Grudgingly the old woman let them into the house.

The man who came down the stairs was in his late fifties. He was wearing tracksuit bottoms too. There was no hair left at the front of his head, but the large pores showed clearly where it had once been. The rest was combed back smoothly. He was wearing a T-shirt and looked like he’d been pumping iron. His skin was so golden-brown that Viken wondered if he’d spent most of the autumn in some kind of banana-ripening facility.

– Well I’ll be … exclaimed the man.

Storaker beamed good-naturedly.

– No need for me to introduce myself, Åheim. These are my colleagues from the Oslo police.

– Well, well, that’s posh.

– I’ll get straight to the point, the sheriff continued. – A few years ago you were sentenced for that business of shooting lynx. You were also found guilty of attacking a man with a broken bottle.

Roger Åheim opened his arms. A broad gold chain jangled around his wrist.

– It’s about time you let all that stuff go, Kjell Roar.

– There’s a lot of rumours floating about the village, Storaker went on, clearly not too happy about being on first-name terms with the owner of the farm.

– Rumours, yeah, plenty of them about. Åheim winked at Nina. – More rumours up here than there are mosquitoes at midsummer.

– Some people say you engage in illegal hunting activities, Storaker persisted.

Åheim came down to the foot of the staircase. Even wearing his clogs, he was half a head shorter than Viken.

– You got nothing better to do than run around listening to gossip?

– It’s all part of my job, Storaker said. – But if I suggest to you that people have been hunting bears up here recently, what would you have to say to that?

Åheim shook his head.

– Don’t believe a word of it.

Nina Jebsen interrupted.

– Would you know about it?

He let his gaze wander slowly up and down her before turning back to the sheriff.

– Now I’m going to be damned honest with you, Kjell Roar. I keep away from stuff like that. None of my business how other people wipe their arses.
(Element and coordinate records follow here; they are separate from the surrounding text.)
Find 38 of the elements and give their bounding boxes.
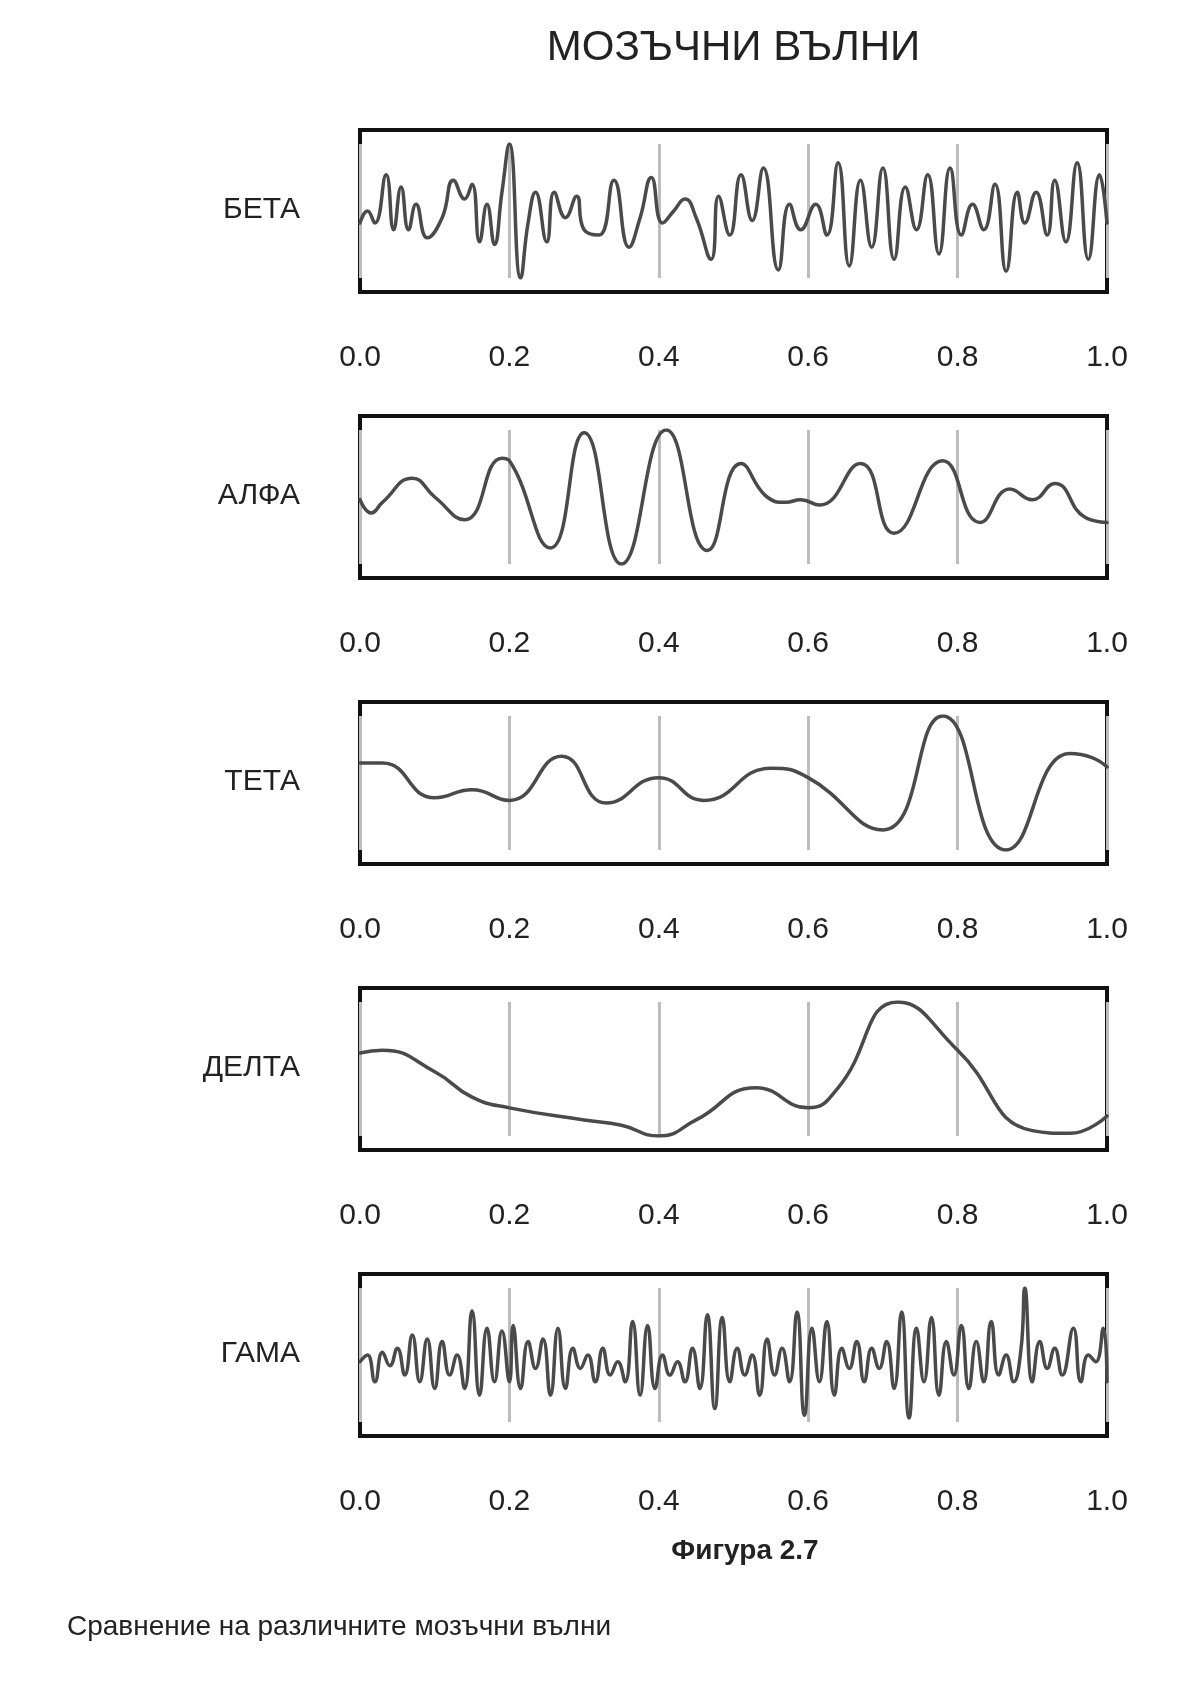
x-tick-label: 1.0 <box>1086 624 1128 658</box>
x-tick-label: 0.8 <box>936 624 979 658</box>
x-tick-label: 0.6 <box>787 1196 830 1230</box>
x-tick-label: 0.2 <box>488 624 531 658</box>
y-axis-title: ТЕТА <box>224 762 300 796</box>
x-tick-label: 0.4 <box>637 624 680 658</box>
x-tick-label: 0.6 <box>787 624 830 658</box>
x-tick-label: 0.8 <box>936 910 979 944</box>
x-tick-label: 0.2 <box>488 910 531 944</box>
x-tick-label: 0.0 <box>339 1482 381 1516</box>
x-tick-label: 0.2 <box>488 1196 531 1230</box>
x-tick-label: 0.8 <box>936 1482 979 1516</box>
x-tick-label: 0.4 <box>637 910 680 944</box>
chart-title: МОЗЪЧНИ ВЪЛНИ <box>545 22 922 70</box>
x-tick-label: 0.4 <box>637 1196 680 1230</box>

Showing no hint of what he thought of people who announced that they were going to be completely honest, Viken said: – You were quoted in the local newspaper,
Glåmdalen
. He pulled out the printout. – You and one of your relatives, Odd Gunnar Nytorpet …
Someone should catch a hungry bear and release it in the woods near Oslo, then we’d see what they said, these bureaucrats and politicians who are so bloody set on taking care of all the predators.


For Chrissakes, Åheim exclaimed. – That must’ve been at least ten years ago. You’re not trying to tell me you think any of us actually meant it.

No one answered.

– This is a free country. People can say what they like.

Nina Jebsen said: – It’s not a bad idea to think before you speak. Especially when what you say is going to end up in a newspaper.

Viken turned as the living-room door opened behind him. A young woman stood there. From southern Asia, somewhere round there, he noted. She was holding a baby in her arms.

– Got a visitor? he asked Åheim.

– Visitor, no, this here is mine.

It wasn’t clear whether he meant the woman or the child. Probably both, Viken decided. Sixty years old and he fathers a nipper, good luck with that. He couldn’t help wondering how the young woman had ended up out here on this farm. Åheim had probably fetched her back home with him after a trip to Thailand.

– What do you use the barn for? he asked.

Åheim jumped. He took the bundle out of the woman’s arms and began to rock it back and forth, though it looked to be already fast asleep.

– The barn? Some hay, pig feed, tools … Why d’you ask?